5. KPI: Key Performance Indicators (or KPIs) are essential metrics that help you monitor the progress and overall effectiveness of your marketing functions. Some of the major KPIs that you should be tracking include Cost Per Miles, Cost Per Click, Cost Per Install, Cost Per Action, and Cost Per Lead.
6. Whitelist/Blacklist: Whitelists and blacklists mean differently to an advertiser or a publisher. For you, the advertiser, a blacklist is a list that identifies the sites or apps where you wouldn’t want your ads to appear, while a whitelist is the opposite. Understanding the ins and outs of these lists is vital for players in the programmatic advertising space who want to optimize revenue.
7. SaaS: “Software as a Service” is a way for you to use software that’s hosted by an external party in the cloud. Also called web-based software, on-demand software, or hosted software, SaaS gives your business the agility to perform business functions wherever you are, on the fly.
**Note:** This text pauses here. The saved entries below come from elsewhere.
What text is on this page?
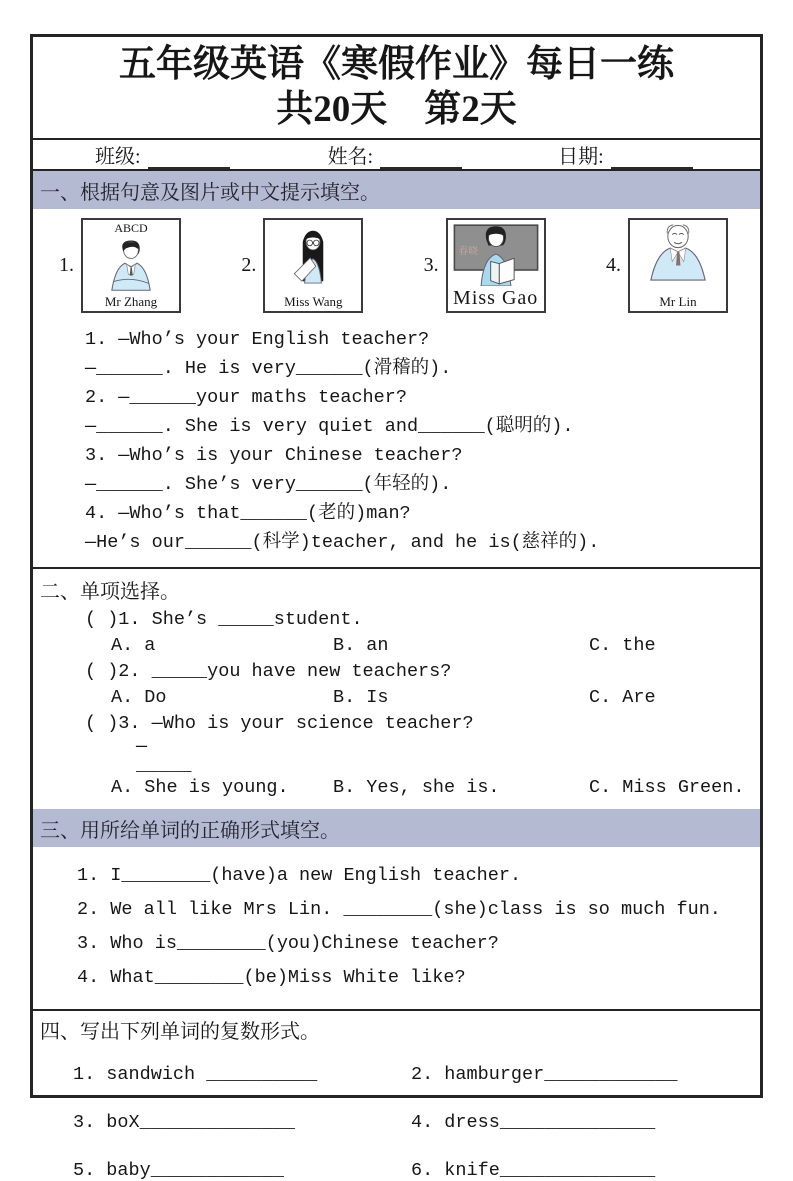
五年级英语《寒假作业》每日一练
共20天　第2天
班级:	姓名:	日期:
一、根据句意及图片或中文提示填空。
1.
ABCD
Mr Zhang
2.
Miss Wang
3.
春晓
Miss Gao
4.
Mr Lin
1. —Who’s your English teacher?
—______. He is very______(滑稽的).
2. —______your maths teacher?
—______. She is very quiet and______(聪明的).
3. —Who’s is your Chinese teacher?
—______. She’s very______(年轻的).
4. —Who’s that______(老的)man?
—He’s our______(科学)teacher, and he is(慈祥的).
二、单项选择。
( )1. She’s _____student.
A. a	B. an	C. the
( )2. _____you have new teachers?
A. Do	B. Is	C. Are
( )3. —Who is your science teacher?
—
_____
A. She is young.	B. Yes, she is.	C. Miss Green.
三、用所给单词的正确形式填空。
1. I________(have)a new English teacher.
2. We all like Mrs Lin. ________(she)class is so much fun.
3. Who is________(you)Chinese teacher?
4. What________(be)Miss White like?
四、写出下列单词的复数形式。
1. sandwich __________	2. hamburger____________
3. boX______________	4. dress______________
5. baby____________	6. knife______________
8. Rules: "Rules" are a list of formulas that help Pocketmath mobile DSP users automatically manage their mobile advertising campaign workflows. Using different conditions can help you evaluate parameters and metrics in real time. Satisfying these rules can also trigger different actions across your mobile campaign.
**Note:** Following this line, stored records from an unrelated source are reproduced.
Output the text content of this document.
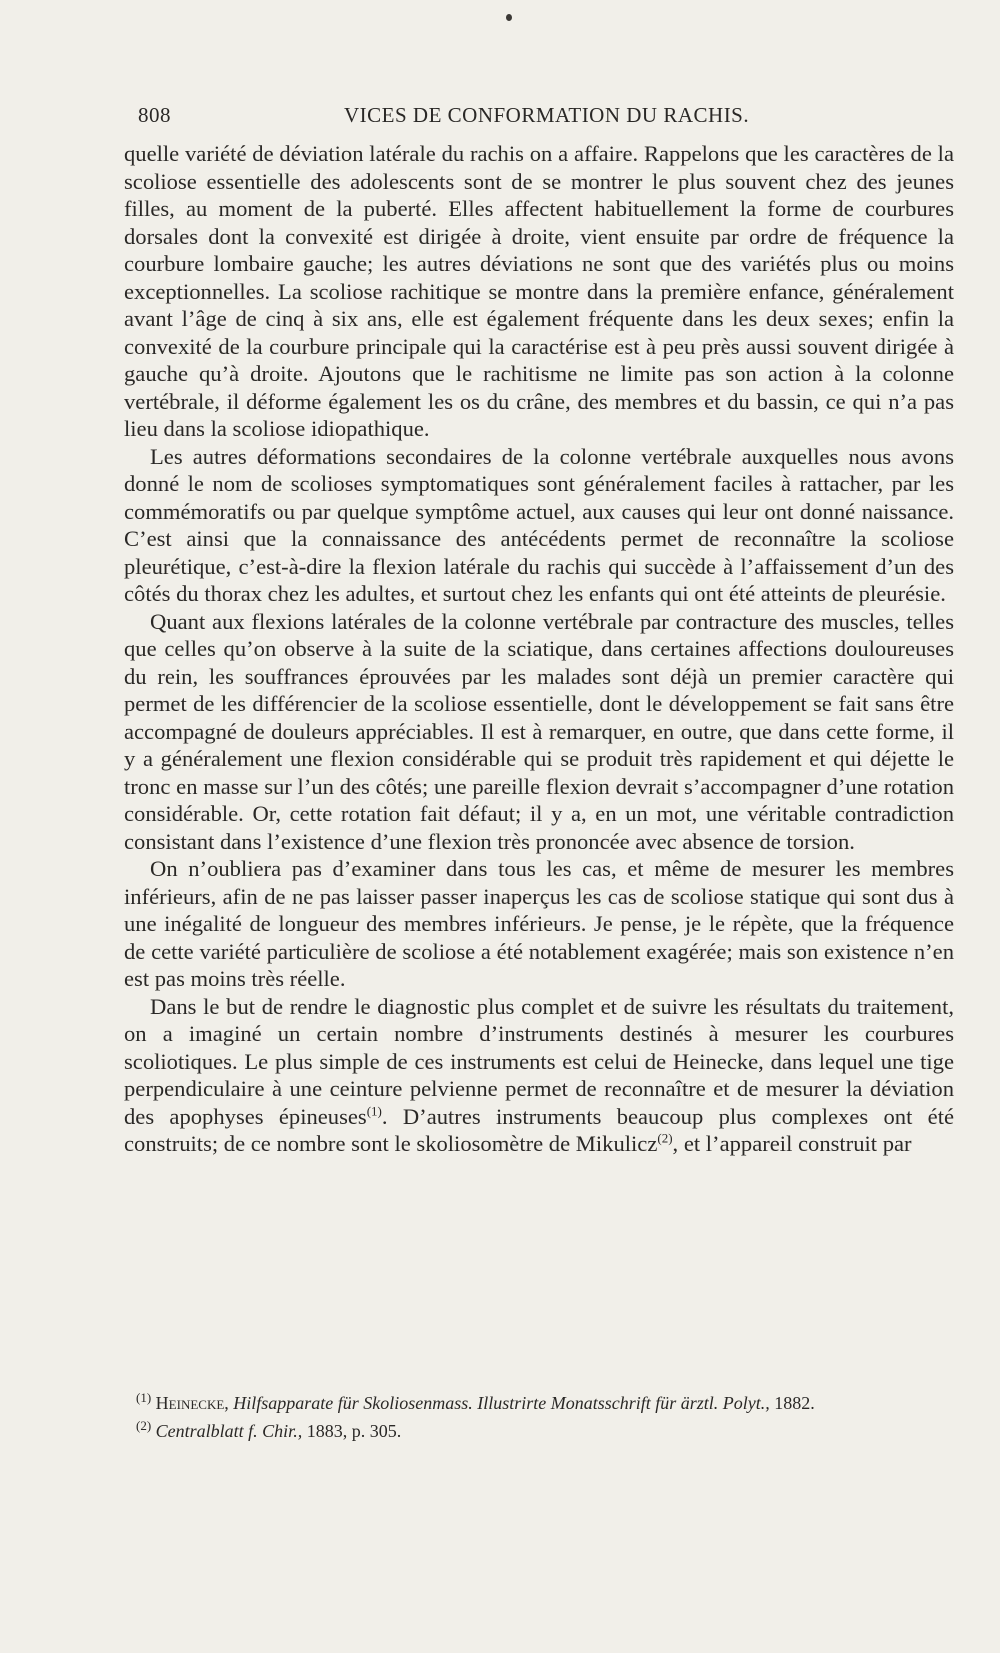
808	VICES DE CONFORMATION DU RACHIS.

quelle variété de déviation latérale du rachis on a affaire. Rappelons que les caractères de la scoliose essentielle des adolescents sont de se montrer le plus souvent chez des jeunes filles, au moment de la puberté. Elles affectent habituellement la forme de courbures dorsales dont la convexité est dirigée à droite, vient ensuite par ordre de fréquence la courbure lombaire gauche; les autres déviations ne sont que des variétés plus ou moins exceptionnelles. La scoliose rachitique se montre dans la première enfance, généralement avant l’âge de cinq à six ans, elle est également fréquente dans les deux sexes; enfin la convexité de la courbure principale qui la caractérise est à peu près aussi souvent dirigée à gauche qu’à droite. Ajoutons que le rachitisme ne limite pas son action à la colonne vertébrale, il déforme également les os du crâne, des membres et du bassin, ce qui n’a pas lieu dans la scoliose idiopathique.

Les autres déformations secondaires de la colonne vertébrale auxquelles nous avons donné le nom de scolioses symptomatiques sont généralement faciles à rattacher, par les commémoratifs ou par quelque symptôme actuel, aux causes qui leur ont donné naissance. C’est ainsi que la connaissance des antécédents permet de reconnaître la scoliose pleurétique, c’est-à-dire la flexion latérale du rachis qui succède à l’affaissement d’un des côtés du thorax chez les adultes, et surtout chez les enfants qui ont été atteints de pleurésie.

Quant aux flexions latérales de la colonne vertébrale par contracture des muscles, telles que celles qu’on observe à la suite de la sciatique, dans certaines affections douloureuses du rein, les souffrances éprouvées par les malades sont déjà un premier caractère qui permet de les différencier de la scoliose essentielle, dont le développement se fait sans être accompagné de douleurs appréciables. Il est à remarquer, en outre, que dans cette forme, il y a généralement une flexion considérable qui se produit très rapidement et qui déjette le tronc en masse sur l’un des côtés; une pareille flexion devrait s’accompagner d’une rotation considérable. Or, cette rotation fait défaut; il y a, en un mot, une véritable contradiction consistant dans l’existence d’une flexion très prononcée avec absence de torsion.

On n’oubliera pas d’examiner dans tous les cas, et même de mesurer les membres inférieurs, afin de ne pas laisser passer inaperçus les cas de scoliose statique qui sont dus à une inégalité de longueur des membres inférieurs. Je pense, je le répète, que la fréquence de cette variété particulière de scoliose a été notablement exagérée; mais son existence n’en est pas moins très réelle.

Dans le but de rendre le diagnostic plus complet et de suivre les résultats du traitement, on a imaginé un certain nombre d’instruments destinés à mesurer les courbures scoliotiques. Le plus simple de ces instruments est celui de Heinecke, dans lequel une tige perpendiculaire à une ceinture pelvienne permet de reconnaître et de mesurer la déviation des apophyses épineuses$^{(1)}$. D’autres instruments beaucoup plus complexes ont été construits; de ce nombre sont le skoliosomètre de Mikulicz$^{(2)}$, et l’appareil construit par

$^{(1)}$ Heinecke, Hilfsapparate für Skoliosenmass. Illustrirte Monatsschrift für ärztl. Polyt., 1882.

$^{(2)}$ Centralblatt f. Chir., 1883, p. 305.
9. Optimization: Optimization is the process of finding alternative ways to make the most cost effective or highest achievable marketing performance under the given constraints. By maximizing desired factors and minimizing undesired ones, your ads are more likely to perform better than other ads.
10. Publisher: A publisher is an independent party, apps or website, that promotes the products or services of an advertiser in exchange for a commission. Beyond ad placement management, a publisher’s function may include inventory management, conversion measurement, invoices management and creating connections with ad exchanges, SSP and data platforms.
11. Retargeting: You finally “hit your target” online audience but for some reason, they got distracted and moved somewhere else. Well then Retargeting is one of the best ways to close ‘sales’ (or conversion) that your campaign missed. Retargeting places your ad on that ‘somewhere else’ and in doing so, brings your audience back to your mobile app or website so ‘sales’ can be translated into ‘desired actions’ such as impressions, clicks, installs, first purchases, or even video views in the context of Programmatic as defined by advertisers.
12. CPA: Cost per Action (or CPA) is a pricing model that only charges advertising on an action being conducted e.g. a sale or a form being filled in. Simply put, publishers are only paid for an action that is taken as a direct result of their marketing. Payments can be based on lead generation like when customers submit their phone number or email address in exchange for free product or information.
13. ROI: ROI (Return on Investment) measures how much profit has been made on an investment as a percentage of the cost of the investment. In advertising, it is a measurement of the profit generated by ads relative to the cost of those ads. This business-centric metric determines how successful an ad is performing and helps in comparing ROI with the performance of other ads.
14. ROAS: ROAS or Return on Ad Spend measures the gross revenue generated for every dollar spent on advertising. While sometimes used interchangeably with ROI, ROAS is considered a necessary cost of doing business i.e. it is an investment that will help grow a business’s profits incrementally. ROAS is determined by dividing revenue derived from the ad source by the cost of that ad source.
15. Conversion: Say you want your customer to check out your offer. Or sign up for your newsletter. Maybe go to your site to browse through a catalog. Every time a customer acts on your defined campaign goal, that is called a conversion. Often tracked by a web beacon called a conversion pixel in a digital web environment, a conversion, simply put, is getting someone to respond to your call-to-action.